2005; Rockefeller University Press; Volume: 202; Issue: 2 Linguagem: Inglês

10.1084/jem.20041685

1540-9538

Michihiko Miyaji, Zhe-Xiong Jin, Shohei Yamaoka, Ryuichi Amakawa, Shirou Fukuhara, Satoshi B. Sato, Toshihide Kobayashi, Naochika Domae, Tsuneyo Mimori, Eda T. Bloom, Toshiro Okazaki, Hisanori Umehara,

Phagocytosis and Immune Regulation

Engagement of the Fas receptor (CD95) initiates multiple signaling pathways that lead to apoptosis, such as the formation of death-inducing signaling complex (DISC), activation of caspase cascades, and the generation of the lipid messenger, ceramide. Sphingomyelin (SM) is a major component of lipid rafts, which are specialized structures that enhance the efficiency of membrane receptor signaling and are a main source of ceramide. However, the functions of SM in Fas-mediated apoptosis have yet to be clearly defined, as the responsible genes have not been identified. After cloning a gene responsible for SM synthesis, SMS1, we established SM synthase-defective WR19L cells transfected with the human Fas gene (WR/Fas-SM(-)), and cells that have been functionally restored by transfection with SMS1 (WR/Fas-SMS1).

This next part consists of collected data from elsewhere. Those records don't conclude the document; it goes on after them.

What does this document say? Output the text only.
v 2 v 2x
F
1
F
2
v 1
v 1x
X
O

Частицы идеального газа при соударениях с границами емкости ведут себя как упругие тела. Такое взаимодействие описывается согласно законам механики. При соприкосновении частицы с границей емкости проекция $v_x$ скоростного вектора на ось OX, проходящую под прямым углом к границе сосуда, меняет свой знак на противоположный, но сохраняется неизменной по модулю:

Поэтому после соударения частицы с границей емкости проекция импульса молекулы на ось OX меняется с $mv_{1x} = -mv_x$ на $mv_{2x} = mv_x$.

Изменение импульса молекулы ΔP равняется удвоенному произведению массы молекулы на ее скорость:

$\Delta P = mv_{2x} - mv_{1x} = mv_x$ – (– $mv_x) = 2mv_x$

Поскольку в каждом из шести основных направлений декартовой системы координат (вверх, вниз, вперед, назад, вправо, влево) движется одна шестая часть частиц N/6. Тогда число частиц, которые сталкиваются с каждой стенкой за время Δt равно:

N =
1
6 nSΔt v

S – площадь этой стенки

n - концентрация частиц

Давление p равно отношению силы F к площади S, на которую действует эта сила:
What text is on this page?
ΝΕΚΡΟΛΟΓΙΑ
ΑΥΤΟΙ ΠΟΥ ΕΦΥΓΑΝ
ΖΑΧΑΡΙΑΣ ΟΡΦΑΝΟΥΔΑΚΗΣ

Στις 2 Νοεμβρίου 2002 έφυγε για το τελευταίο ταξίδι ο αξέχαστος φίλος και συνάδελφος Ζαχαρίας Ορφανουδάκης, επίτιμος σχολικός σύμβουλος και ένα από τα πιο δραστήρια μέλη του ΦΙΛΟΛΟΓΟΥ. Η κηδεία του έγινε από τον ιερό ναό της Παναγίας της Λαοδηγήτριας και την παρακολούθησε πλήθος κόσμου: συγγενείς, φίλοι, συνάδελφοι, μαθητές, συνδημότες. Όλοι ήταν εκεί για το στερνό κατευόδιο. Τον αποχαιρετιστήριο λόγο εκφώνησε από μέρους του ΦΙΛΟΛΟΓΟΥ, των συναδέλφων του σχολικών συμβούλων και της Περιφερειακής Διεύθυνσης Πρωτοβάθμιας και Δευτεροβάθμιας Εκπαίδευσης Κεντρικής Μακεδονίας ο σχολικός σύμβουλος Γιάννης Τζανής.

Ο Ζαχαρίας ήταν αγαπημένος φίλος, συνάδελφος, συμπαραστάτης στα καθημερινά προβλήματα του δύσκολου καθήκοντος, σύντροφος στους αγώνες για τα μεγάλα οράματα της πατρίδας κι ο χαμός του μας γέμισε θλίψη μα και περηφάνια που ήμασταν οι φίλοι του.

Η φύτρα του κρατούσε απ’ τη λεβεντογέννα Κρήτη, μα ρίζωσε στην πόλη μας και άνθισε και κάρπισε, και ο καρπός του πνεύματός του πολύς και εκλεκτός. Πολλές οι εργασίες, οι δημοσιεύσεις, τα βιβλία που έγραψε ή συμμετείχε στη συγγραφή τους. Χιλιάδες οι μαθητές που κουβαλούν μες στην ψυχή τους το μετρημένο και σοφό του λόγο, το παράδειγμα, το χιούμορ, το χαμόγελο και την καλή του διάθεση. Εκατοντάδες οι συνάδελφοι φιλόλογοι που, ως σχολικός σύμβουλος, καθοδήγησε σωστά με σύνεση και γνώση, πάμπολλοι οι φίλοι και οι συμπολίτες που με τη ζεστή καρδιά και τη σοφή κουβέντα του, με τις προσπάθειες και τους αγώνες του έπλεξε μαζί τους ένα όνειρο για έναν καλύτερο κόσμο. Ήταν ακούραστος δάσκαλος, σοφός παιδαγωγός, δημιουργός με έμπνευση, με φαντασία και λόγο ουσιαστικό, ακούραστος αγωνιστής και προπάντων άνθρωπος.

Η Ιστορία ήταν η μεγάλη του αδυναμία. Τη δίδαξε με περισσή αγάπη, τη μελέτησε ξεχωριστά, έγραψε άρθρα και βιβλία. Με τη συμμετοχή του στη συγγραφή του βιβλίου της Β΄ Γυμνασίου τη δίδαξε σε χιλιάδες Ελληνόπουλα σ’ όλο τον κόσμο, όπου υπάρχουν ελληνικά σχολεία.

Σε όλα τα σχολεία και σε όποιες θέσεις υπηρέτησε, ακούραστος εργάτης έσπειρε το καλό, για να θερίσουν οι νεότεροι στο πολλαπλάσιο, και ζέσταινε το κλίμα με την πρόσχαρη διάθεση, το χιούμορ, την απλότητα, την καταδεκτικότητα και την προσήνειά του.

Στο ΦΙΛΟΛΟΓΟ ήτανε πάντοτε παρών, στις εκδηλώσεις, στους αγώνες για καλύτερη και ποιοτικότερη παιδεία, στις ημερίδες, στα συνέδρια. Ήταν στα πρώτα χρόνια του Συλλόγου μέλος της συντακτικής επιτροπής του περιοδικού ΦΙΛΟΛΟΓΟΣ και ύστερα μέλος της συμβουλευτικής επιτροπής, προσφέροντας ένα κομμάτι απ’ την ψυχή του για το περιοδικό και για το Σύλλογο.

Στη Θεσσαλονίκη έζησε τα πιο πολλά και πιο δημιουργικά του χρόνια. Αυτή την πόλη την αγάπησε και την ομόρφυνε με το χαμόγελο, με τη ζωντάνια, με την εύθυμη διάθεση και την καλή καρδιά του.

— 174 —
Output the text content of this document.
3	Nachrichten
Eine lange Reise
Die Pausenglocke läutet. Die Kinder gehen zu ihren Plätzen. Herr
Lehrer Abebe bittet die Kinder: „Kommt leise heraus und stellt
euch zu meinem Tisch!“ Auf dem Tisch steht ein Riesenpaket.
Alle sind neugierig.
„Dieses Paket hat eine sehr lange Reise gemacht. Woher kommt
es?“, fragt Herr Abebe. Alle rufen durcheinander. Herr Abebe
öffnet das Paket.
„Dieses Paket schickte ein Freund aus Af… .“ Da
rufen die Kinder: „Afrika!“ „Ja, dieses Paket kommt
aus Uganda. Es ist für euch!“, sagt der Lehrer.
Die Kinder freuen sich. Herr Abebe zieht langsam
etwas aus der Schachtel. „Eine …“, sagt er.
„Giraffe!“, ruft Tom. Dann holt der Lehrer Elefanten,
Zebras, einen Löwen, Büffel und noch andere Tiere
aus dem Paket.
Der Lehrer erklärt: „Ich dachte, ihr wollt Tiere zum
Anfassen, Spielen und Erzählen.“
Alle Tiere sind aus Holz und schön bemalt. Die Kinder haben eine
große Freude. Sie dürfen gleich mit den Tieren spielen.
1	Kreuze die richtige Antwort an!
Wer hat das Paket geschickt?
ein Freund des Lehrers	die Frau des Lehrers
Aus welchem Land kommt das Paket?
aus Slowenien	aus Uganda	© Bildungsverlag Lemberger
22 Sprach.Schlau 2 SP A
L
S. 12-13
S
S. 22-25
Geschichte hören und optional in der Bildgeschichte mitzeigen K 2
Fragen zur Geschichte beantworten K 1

We show that expression of membrane SM enhances Fas-mediated apoptosis through increasing DISC formation, activation of caspases, efficient translocation of Fas into lipid rafts, and subsequent Fas clustering. Furthermore, WR/Fas-SMS1 cells, but not WR/Fas-SM(-) cells, showed a considerable increase in ceramide generation within lipid rafts upon Fas stimulation. These data suggest that a membrane SM is important for Fas clustering through aggregation of lipid rafts, leading to Fas-mediated apoptosis.